牙がもたらした次なる部下の情報は、なんと「悪役令嬢」として有名な第一王女。

かつて魔王軍の「爪」として暴れまわった彼女が、なぜ現代では「無能」と呼ばれているのか?


一方で、ロミナ様の膝の上を占拠する牙に、アステルの殺意が絶賛爆発中です。

そんな賑やかすぎる「再会への旅路」の始まりをお楽しみください!

 カステル家の庭園、その一角にある薔薇のガゼボ。


 牙が展開した「人払いの結界」によって、そこは世界から切り離された密室となっていた。

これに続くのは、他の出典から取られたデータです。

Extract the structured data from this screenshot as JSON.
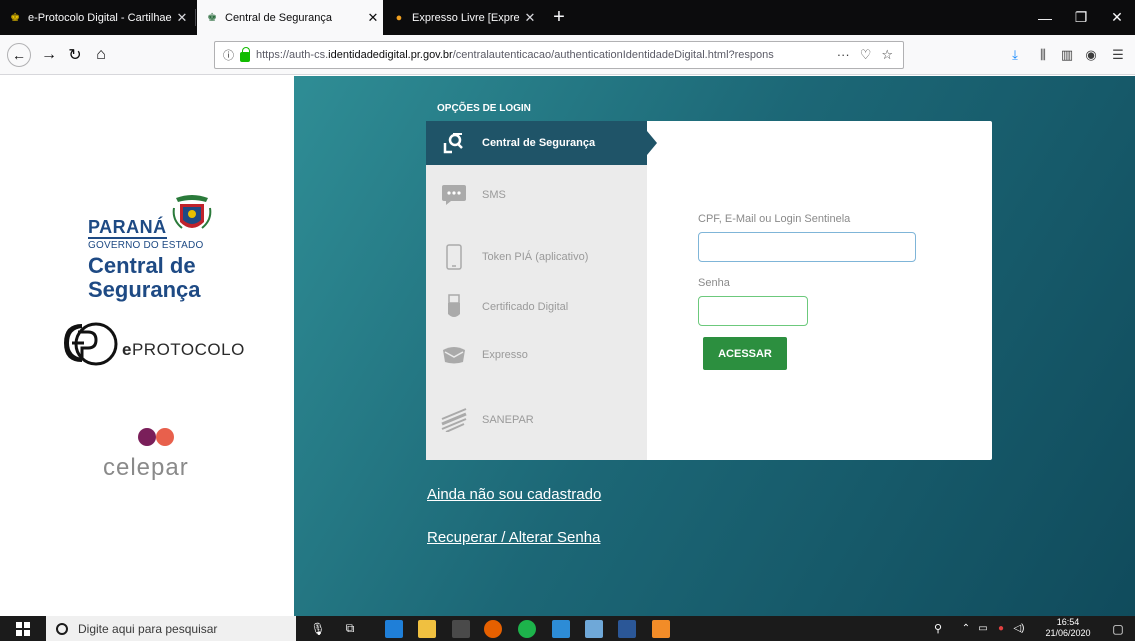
{
  "browser": {
    "tabs": [
      {
        "title": "e-Protocolo Digital - CartilhaeP",
        "active": false
      },
      {
        "title": "Central de Segurança",
        "active": true
      },
      {
        "title": "Expresso Livre [Expresso Mail]",
        "active": false
      }
    ],
    "new_tab_label": "+",
    "url_prefix": "https://auth-cs.",
    "url_domain": "identidadedigital.pr.gov.br",
    "url_path": "/centralautenticacao/authenticationIdentidadeDigital.html?respons",
    "more_icon": "···"
  },
  "branding": {
    "parana": "PARANÁ",
    "governo": "GOVERNO DO ESTADO",
    "central": "Central de",
    "seguranca": "Segurança",
    "eprotocolo_e": "e",
    "eprotocolo_rest": "PROTOCOLO",
    "celepar": "celepar"
  },
  "login": {
    "heading": "OPÇÕES DE LOGIN",
    "options": [
      {
        "label": "Central de Segurança",
        "icon": "central-seguranca-icon",
        "active": true
      },
      {
        "label": "SMS",
        "icon": "sms-icon",
        "active": false
      },
      {
        "label": "Token PIÁ (aplicativo)",
        "icon": "phone-icon",
        "active": false
      },
      {
        "label": "Certificado Digital",
        "icon": "usb-token-icon",
        "active": false
      },
      {
        "label": "Expresso",
        "icon": "mail-icon",
        "active": false
      },
      {
        "label": "SANEPAR",
        "icon": "sanepar-icon",
        "active": false
      }
    ],
    "user_label": "CPF, E-Mail ou Login Sentinela",
    "user_value": "",
    "password_label": "Senha",
    "password_value": "",
    "submit_label": "ACESSAR"
  },
  "links": {
    "register": "Ainda não sou cadastrado",
    "recover": "Recuperar / Alterar Senha"
  },
  "taskbar": {
    "search_placeholder": "Digite aqui para pesquisar",
    "time": "16:54",
    "date": "21/06/2020"
  },
  "colors": {
    "accent_dark": "#1f5468",
    "submit_green": "#2c8f3f",
    "brand_blue": "#1e4a84"
  }
}
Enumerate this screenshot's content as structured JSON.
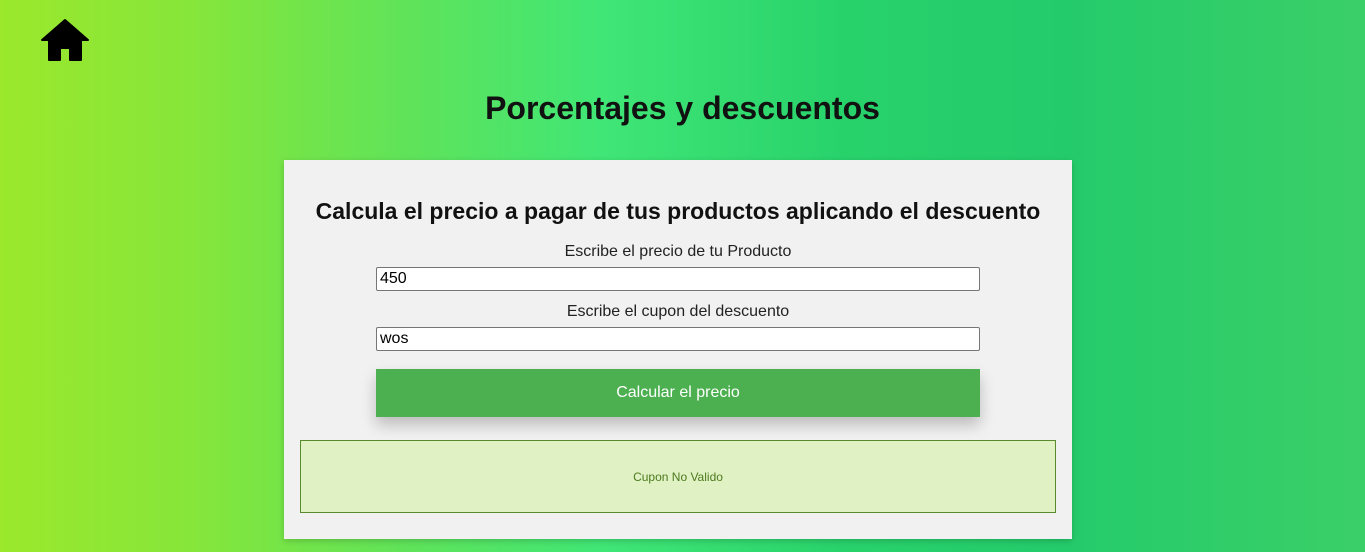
{
  "nav": {
    "home_icon": "home-icon"
  },
  "header": {
    "title": "Porcentajes y descuentos"
  },
  "card": {
    "title": "Calcula el precio a pagar de tus productos aplicando el descuento",
    "price_label": "Escribe el precio de tu Producto",
    "price_value": "450",
    "coupon_label": "Escribe el cupon del descuento",
    "coupon_value": "wos",
    "calculate_button": "Calcular el precio",
    "result_text": "Cupon No Valido"
  },
  "colors": {
    "button": "#4caf50",
    "result_background": "#e0f1c4",
    "result_text": "#4d7a1f",
    "card_background": "#f1f1f1"
  }
}
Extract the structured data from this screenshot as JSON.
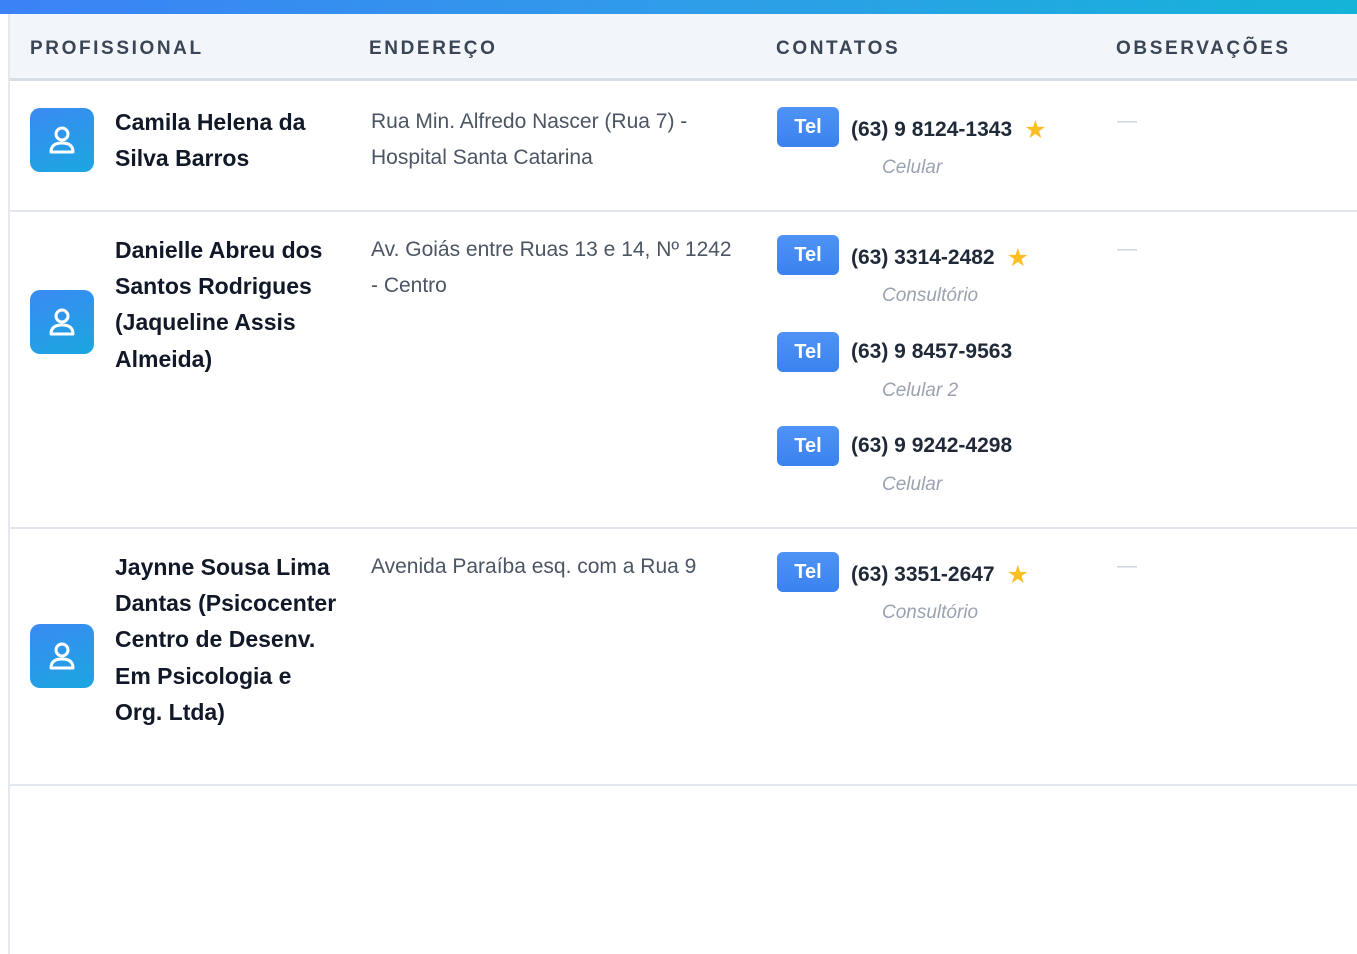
{
  "header": {
    "col_profissional": "PROFISSIONAL",
    "col_endereco": "ENDEREÇO",
    "col_contatos": "CONTATOS",
    "col_observacoes": "OBSERVAÇÕES"
  },
  "rows": [
    {
      "name": "Camila Helena da Silva Barros",
      "address": "Rua Min. Alfredo Nascer (Rua 7) - Hospital Santa Catarina",
      "observations": "—",
      "contacts": [
        {
          "badge": "Tel",
          "phone": "(63) 9 8124-1343",
          "starred": true,
          "type": "Celular"
        }
      ]
    },
    {
      "name": "Danielle Abreu dos Santos Rodrigues (Jaqueline Assis Almeida)",
      "address": "Av. Goiás entre Ruas 13 e 14, Nº 1242 - Centro",
      "observations": "—",
      "contacts": [
        {
          "badge": "Tel",
          "phone": "(63) 3314-2482",
          "starred": true,
          "type": "Consultório"
        },
        {
          "badge": "Tel",
          "phone": "(63) 9 8457-9563",
          "starred": false,
          "type": "Celular 2"
        },
        {
          "badge": "Tel",
          "phone": "(63) 9 9242-4298",
          "starred": false,
          "type": "Celular"
        }
      ]
    },
    {
      "name": "Jaynne Sousa Lima Dantas (Psicocenter Centro de Desenv. Em Psicologia e Org. Ltda)",
      "address": "Avenida Paraíba esq. com a Rua 9",
      "observations": "—",
      "contacts": [
        {
          "badge": "Tel",
          "phone": "(63) 3351-2647",
          "starred": true,
          "type": "Consultório"
        }
      ]
    }
  ],
  "icons": {
    "avatar": "user-icon",
    "favorite": "star-icon",
    "star_glyph": "★"
  },
  "colors": {
    "accent": "#3b82f6",
    "gradient_end": "#14b4d8",
    "star": "#fbbf24"
  }
}
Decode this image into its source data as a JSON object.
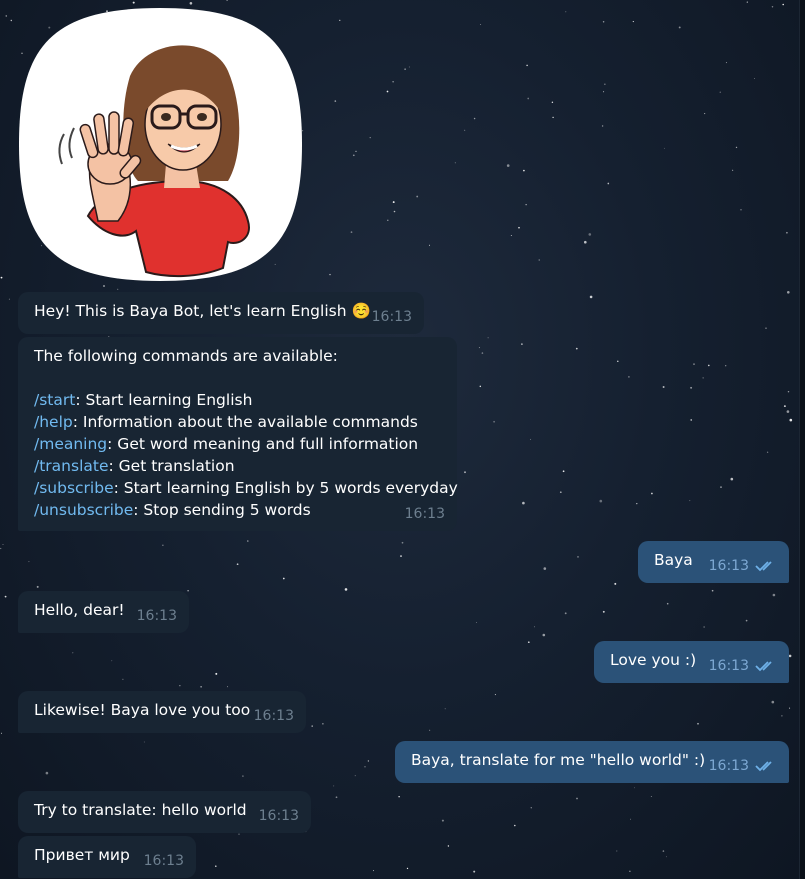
{
  "colors": {
    "background": "#152030",
    "incoming_bubble": "#182533",
    "outgoing_bubble": "#2b5278",
    "link": "#71baf0",
    "time_incoming": "#6d7f8f",
    "time_outgoing": "#7da8d3"
  },
  "sticker": {
    "name": "waving-girl-sticker"
  },
  "messages": [
    {
      "direction": "in",
      "text": "Hey! This is Baya Bot, let's learn English",
      "emoji": "☺️",
      "time": "16:13"
    },
    {
      "direction": "in",
      "intro": "The following commands are available:",
      "commands": [
        {
          "cmd": "/start",
          "desc": ": Start learning English"
        },
        {
          "cmd": "/help",
          "desc": ": Information about the available commands"
        },
        {
          "cmd": "/meaning",
          "desc": ": Get word meaning and full information"
        },
        {
          "cmd": "/translate",
          "desc": ": Get translation"
        },
        {
          "cmd": "/subscribe",
          "desc": ": Start learning English by 5 words everyday"
        },
        {
          "cmd": "/unsubscribe",
          "desc": ": Stop sending 5 words"
        }
      ],
      "time": "16:13"
    },
    {
      "direction": "out",
      "text": "Baya",
      "time": "16:13",
      "read_icon": "double-check-icon"
    },
    {
      "direction": "in",
      "text": "Hello, dear!",
      "time": "16:13"
    },
    {
      "direction": "out",
      "text": "Love you :)",
      "time": "16:13",
      "read_icon": "double-check-icon"
    },
    {
      "direction": "in",
      "text": "Likewise! Baya love you too",
      "time": "16:13"
    },
    {
      "direction": "out",
      "text": "Baya, translate for me \"hello world\" :)",
      "time": "16:13",
      "read_icon": "double-check-icon"
    },
    {
      "direction": "in",
      "text": "Try to translate: hello world",
      "time": "16:13"
    },
    {
      "direction": "in",
      "text": "Привет мир",
      "time": "16:13"
    }
  ]
}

 午後の日差しは柔らかく降り注ぐが、結界の外の喧騒は一切届かない。

 ただ、風が葉を揺らす音と、茶器が触れ合う軽やかな音だけが支配する空間。


 私たちは、奇妙で懐かしい「お茶会」を開いていた。


 主賓席である私の膝の上には、漆黒の毛並みを持つ一匹の猫――牙が、当然の権利とばかりに鎮座している。


 その温かく重みのある体を私が撫でるたび、喉をゴロゴロと鳴らし、至福の表情で目を細める。


 その光景を、給仕役のアステルが背後から凝視していた。


 彼は優雅な手つきで紅茶を注いでいるが、その背中からはドス黒い殺意のオーラが噴き出している。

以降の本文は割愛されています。